В письме 30 марта 1826 года о. Леонид напоминал строителю Аарону о качествах наставника между прочим следующее:

«Еще же заблагорассудил твоему благоумию напомнить и при сем поместить прп. Симеона Нового Богослова гл. 53: “не безмолвствуяй точию, или повинуяйся, но и игуменствуяй и многих предстатель сый и сам той служай, без попечения должен быти, сиречь, свободен от всех житейских вещей несумненно. Аще бо печемся. Преступницы заповеди Божия обретаемся, глаголющия: не пецытеся душею вашею, что ясте или что пиете, или во что облечетеся: всех бо сих языцы ищут. И паки: Зрите, да не когда отягчают сердца ваша объядением, и пиянством, и печальми житейскими“».

Во время прибытия о. Леонида в 1729 году в скит начальником его был иеромонах Антоний, родной брат о. Моисея (тоже полагавший начало иночества в рославльских лесах под старчеством о. Афанасия). И уже были иноки из тех же рославльских лесов, положившие там начало иноческой жизни под руководством старцев и ожидавшие о. Леонида как великого старца, чтобы иметь к нему откровение помыслов.

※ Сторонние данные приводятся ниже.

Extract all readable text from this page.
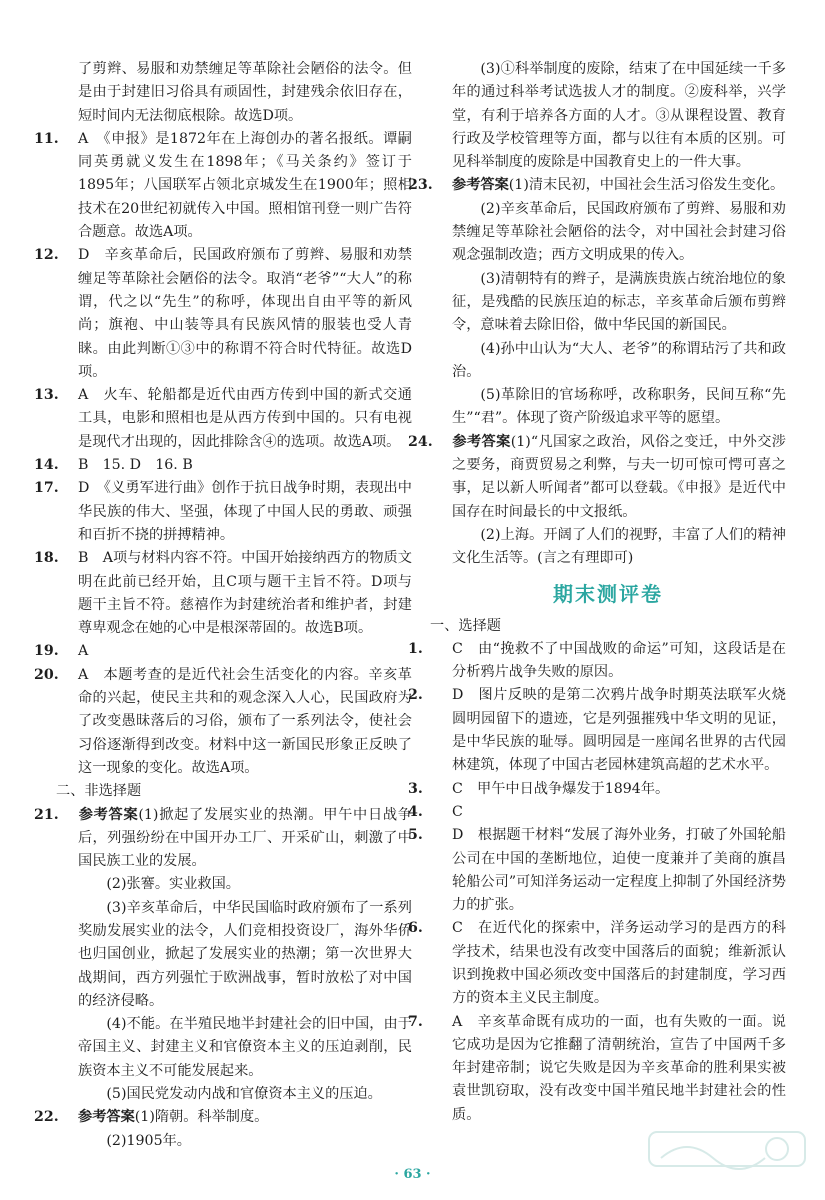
了剪辫、易服和劝禁缠足等革除社会陋俗的法令。但是由于封建旧习俗具有顽固性，封建残余依旧存在，短时间内无法彻底根除。故选D项。

11. A　《申报》是1872年在上海创办的著名报纸。谭嗣同英勇就义发生在1898年；《马关条约》签订于1895年；八国联军占领北京城发生在1900年；照相技术在20世纪初就传入中国。照相馆刊登一则广告符合题意。故选A项。

12. D　辛亥革命后，民国政府颁布了剪辫、易服和劝禁缠足等革除社会陋俗的法令。取消“老爷”“大人”的称谓，代之以“先生”的称呼，体现出自由平等的新风尚；旗袍、中山装等具有民族风情的服装也受人青睐。由此判断①③中的称谓不符合时代特征。故选D项。

13. A　火车、轮船都是近代由西方传到中国的新式交通工具，电影和照相也是从西方传到中国的。只有电视是现代才出现的，因此排除含④的选项。故选A项。

14. B　15. D　16. B

17. D　《义勇军进行曲》创作于抗日战争时期，表现出中华民族的伟大、坚强，体现了中国人民的勇敢、顽强和百折不挠的拼搏精神。

18. B　A项与材料内容不符。中国开始接纳西方的物质文明在此前已经开始，且C项与题干主旨不符。D项与题干主旨不符。慈禧作为封建统治者和维护者，封建尊卑观念在她的心中是根深蒂固的。故选B项。

19. A

20. A　本题考查的是近代社会生活变化的内容。辛亥革命的兴起，使民主共和的观念深入人心，民国政府为了改变愚昧落后的习俗，颁布了一系列法令，使社会习俗逐渐得到改变。材料中这一新国民形象正反映了这一现象的变化。故选A项。

二、非选择题

21. 参考答案(1)掀起了发展实业的热潮。甲午中日战争后，列强纷纷在中国开办工厂、开采矿山，刺激了中国民族工业的发展。

(2)张謇。实业救国。

(3)辛亥革命后，中华民国临时政府颁布了一系列奖励发展实业的法令，人们竞相投资设厂，海外华侨也归国创业，掀起了发展实业的热潮；第一次世界大战期间，西方列强忙于欧洲战事，暂时放松了对中国的经济侵略。

(4)不能。在半殖民地半封建社会的旧中国，由于帝国主义、封建主义和官僚资本主义的压迫剥削，民族资本主义不可能发展起来。

(5)国民党发动内战和官僚资本主义的压迫。

22. 参考答案(1)隋朝。科举制度。

(2)1905年。

(3)①科举制度的废除，结束了在中国延续一千多年的通过科举考试选拔人才的制度。②废科举，兴学堂，有利于培养各方面的人才。③从课程设置、教育行政及学校管理等方面，都与以往有本质的区别。可见科举制度的废除是中国教育史上的一件大事。

23. 参考答案(1)清末民初，中国社会生活习俗发生变化。

(2)辛亥革命后，民国政府颁布了剪辫、易服和劝禁缠足等革除社会陋俗的法令，对中国社会封建习俗观念强制改造；西方文明成果的传入。

(3)清朝特有的辫子，是满族贵族占统治地位的象征，是残酷的民族压迫的标志，辛亥革命后颁布剪辫令，意味着去除旧俗，做中华民国的新国民。

(4)孙中山认为“大人、老爷”的称谓玷污了共和政治。

(5)革除旧的官场称呼，改称职务，民间互称“先生”“君”。体现了资产阶级追求平等的愿望。

24. 参考答案(1)“凡国家之政治，风俗之变迁，中外交涉之要务，商贾贸易之利弊，与夫一切可惊可愕可喜之事，足以新人听闻者”都可以登载。《申报》是近代中国存在时间最长的中文报纸。

(2)上海。开阔了人们的视野，丰富了人们的精神文化生活等。(言之有理即可)

期末测评卷

一、选择题

1. C　由“挽救不了中国战败的命运”可知，这段话是在分析鸦片战争失败的原因。

2. D　图片反映的是第二次鸦片战争时期英法联军火烧圆明园留下的遗迹，它是列强摧残中华文明的见证，是中华民族的耻辱。圆明园是一座闻名世界的古代园林建筑，体现了中国古老园林建筑高超的艺术水平。

3. C　甲午中日战争爆发于1894年。

4. C

5. D　根据题干材料“发展了海外业务，打破了外国轮船公司在中国的垄断地位，迫使一度兼并了美商的旗昌轮船公司”可知洋务运动一定程度上抑制了外国经济势力的扩张。

6. C　在近代化的探索中，洋务运动学习的是西方的科学技术，结果也没有改变中国落后的面貌；维新派认识到挽救中国必须改变中国落后的封建制度，学习西方的资本主义民主制度。

7. A　辛亥革命既有成功的一面，也有失败的一面。说它成功是因为它推翻了清朝统治，宣告了中国两千多年封建帝制；说它失败是因为辛亥革命的胜利果实被袁世凯窃取，没有改变中国半殖民地半封建社会的性质。

· 63 ·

С водворением о. Леонида монастырский строй жизни вступил в усиленную духовную деятельность. Без совета и благословения старца ничего важного в делах обители не предпринималось. В его келью ежедневно стали стекаться братия для получения благословения и наставления в монашеском образе жизни: каждый спешил высказать старцу свои немощи душевные, покаяться пред ним, в чем согрешил в продолжение дня – делом, словом или помышлением, просить его совета и назидания во внутренней борьбе со страстями и врагами нашего спасения.

Сотрудник старца Леонида отец Макарий

В 1834 году 14 января прибыл в скит из Площанской Пустыни иеромонах Макарий, по предварительному соглашению с о. Леонидом, под его руководство.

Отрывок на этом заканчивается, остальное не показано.